Menyusur lapangan di sayap kiri, dan kadang mengibaskan sayapnya ke tengah mengatur
serangan. Keberaniannya
baku hantam dengan pemain jangkung,
berbuah tusukan lutut di kepalanya yang sempat membuatnya puyeng.
Okto, tetap bangkit dan memberi spirit petarung pada kawan setimnya.

Skill Individu Tim Garuda, masihlah di atas dari tim tamu Turkmenistan,
setidaknya para pemain depannya. Pertahanan
Timnas U-23 ini, juga kokoh sebelum dua gol di menit-menit terakhir itu memecah konsentrasinya.
Yah, kelemahan skuad timnas kita, memang pada konsentrasi. Sama, ketika Timas Senior bertandang ke Bukit Jalil. Hanya karena laser, tim Garuda keok dari tim harimau Malaysia.

Dua gol, Turkmenistan di
babak kedua hanya dengan memanfaatkan
tiga peluang. Celakanya, dua dari tiga peluang itu bersarang ke gawang Kurnia Meiga. Gol-gol itupun tercipta mengejutkan, bukan karena dirancang dengan serangan apik, tetapi bola-bola lambung yang
mengandalkan postur tubuh. Kecuali gol kedua dari Vahyt, yang memang karena skill individu pemain berumur 19 tahun ini. Tetapi tetap saja, itu karena umpan lambung.

Timnas kita, mencipta empat peluang dan semua berbahaya, tetapi tak berbuah gol. Peluang itu terancang dengan apik, dari kaki ke kaki dengan skill individu yang
lumayan, seperti harapan Riedl. Sayang, Dewi keberuntungan tidak berpihak pada Titus, Yongki, dan Rishadi yang mendapatkan peluang itu dari assist yang di cipta Okto.

Masihkah kita ingin mencela Timnas? Ataukah kekalahan ini akan kita hubungkan dengan suksesi PSSI. Akh, saya mencoba menghindari dari
mentalitas pencela.
Melihat yang positif saja, membangun harapan.
Harapan adalah Do’a.
Daripada mencaci
kegelapan, lebih baik kita nyalakan lilin harapan.
Harapan yang potensinya tercapai, karena Timnas sementara membangun mentalitas juara. Kualitas pemainnya tidak jelek-jelek amat, kecuali kelemahan di posisi tengah.

“Timnas kita, baik di depan dan juga di belakang. Hanya pemain tengah begitu mudah kehilangan bola”,
Kelihatan memang, bahwa tim lawan begitu sulit menembus kotak penalti, dan juga dibuat repot saat Okto, Titus, dan Yongki, meringsek masuk ke gawang Geldiyev Batyrke.

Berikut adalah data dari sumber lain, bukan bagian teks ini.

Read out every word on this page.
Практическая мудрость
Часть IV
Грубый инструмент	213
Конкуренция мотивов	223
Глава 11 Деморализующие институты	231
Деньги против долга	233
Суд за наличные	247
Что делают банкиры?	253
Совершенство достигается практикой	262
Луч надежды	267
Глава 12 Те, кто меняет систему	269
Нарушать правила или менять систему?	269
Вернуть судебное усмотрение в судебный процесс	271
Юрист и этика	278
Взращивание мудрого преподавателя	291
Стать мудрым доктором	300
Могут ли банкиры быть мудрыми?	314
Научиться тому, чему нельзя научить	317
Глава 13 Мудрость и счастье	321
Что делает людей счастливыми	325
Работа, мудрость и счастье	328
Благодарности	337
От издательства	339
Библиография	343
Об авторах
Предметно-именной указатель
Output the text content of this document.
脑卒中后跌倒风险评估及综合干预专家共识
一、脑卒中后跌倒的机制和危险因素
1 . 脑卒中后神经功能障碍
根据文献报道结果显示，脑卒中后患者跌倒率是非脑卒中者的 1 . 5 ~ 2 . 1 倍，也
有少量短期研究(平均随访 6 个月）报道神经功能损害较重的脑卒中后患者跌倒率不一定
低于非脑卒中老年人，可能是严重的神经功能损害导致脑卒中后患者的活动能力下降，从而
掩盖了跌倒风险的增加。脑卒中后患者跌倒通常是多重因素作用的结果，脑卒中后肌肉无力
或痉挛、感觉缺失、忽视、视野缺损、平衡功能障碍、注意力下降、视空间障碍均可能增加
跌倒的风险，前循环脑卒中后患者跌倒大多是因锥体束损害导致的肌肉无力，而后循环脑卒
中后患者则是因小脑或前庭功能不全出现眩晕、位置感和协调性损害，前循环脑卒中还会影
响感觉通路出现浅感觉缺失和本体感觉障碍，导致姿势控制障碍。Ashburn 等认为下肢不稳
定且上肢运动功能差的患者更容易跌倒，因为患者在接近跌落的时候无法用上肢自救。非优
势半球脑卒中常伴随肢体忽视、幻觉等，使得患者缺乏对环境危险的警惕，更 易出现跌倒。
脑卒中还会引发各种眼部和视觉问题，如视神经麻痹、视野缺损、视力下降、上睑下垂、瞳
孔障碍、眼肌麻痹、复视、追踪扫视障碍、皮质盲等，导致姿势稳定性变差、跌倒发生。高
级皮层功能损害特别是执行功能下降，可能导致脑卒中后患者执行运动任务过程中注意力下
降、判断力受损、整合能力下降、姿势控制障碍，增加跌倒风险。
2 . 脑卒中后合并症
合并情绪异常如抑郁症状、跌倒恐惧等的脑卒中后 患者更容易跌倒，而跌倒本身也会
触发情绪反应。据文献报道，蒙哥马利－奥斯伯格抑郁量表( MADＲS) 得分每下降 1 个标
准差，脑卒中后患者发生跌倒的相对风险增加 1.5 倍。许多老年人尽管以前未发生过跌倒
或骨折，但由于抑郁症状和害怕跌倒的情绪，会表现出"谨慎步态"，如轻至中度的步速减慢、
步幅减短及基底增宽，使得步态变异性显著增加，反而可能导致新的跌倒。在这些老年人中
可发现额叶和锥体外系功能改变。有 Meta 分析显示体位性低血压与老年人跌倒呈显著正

Janji Asisten pelatih, Wolfgang Pikal bahwa timnya akan berusaha menghindari permainan bola-bola atas saat melawan Turkmenistan,
sepertinya tidak terjadi di babak pertama dan di awal babak kedua.

Kelemahan pemain tengah mengharuskan pemain belakang selalu saja melambungkan bola ke depan. Serangan para winger yang diharapkan bergerak cepat menembus pertahanan kokoh the green man, baru terjadi setelah kebobolan 2 gol.

Pelatih Riedl, sepertinya butuh kapten U23, sekaliber Firman Utina yang lihai membagi bola, dan sesekali menyerang.
Yongki, yang harus diganti di babak kedua belum mampu menyamai kapten timnas senior ini. Di lini depan, sepertinya saya rindu dengan Irfan Bachdim. Keahliannya memainkan bola, sepertinya tepat ditandemkan dengan Okto dan Titus.

Yah, kerinduan saya akan Irfan, sama dengan kegemasan saya, saat Boaz Salossa tidak memperkuat Timnas senior di piala AFF kemarin. Riedl memang tegas, ia patuh dengan regulasi PSSI. Apakah PSSI yang kini seolah Parpol itu patuh dengan aturannya?
Entah, yang pasti pada bulan Maret nanti saat away timnas ke Turkmenistan, akan muncul ketua baru PSSI.
Ketua yang mungkin hanya di ‘baru’kan.
Timnas telah
beregenerasi, seharusnya sang nahkoda PSSI tidak juga keasyikan dengan status quonya.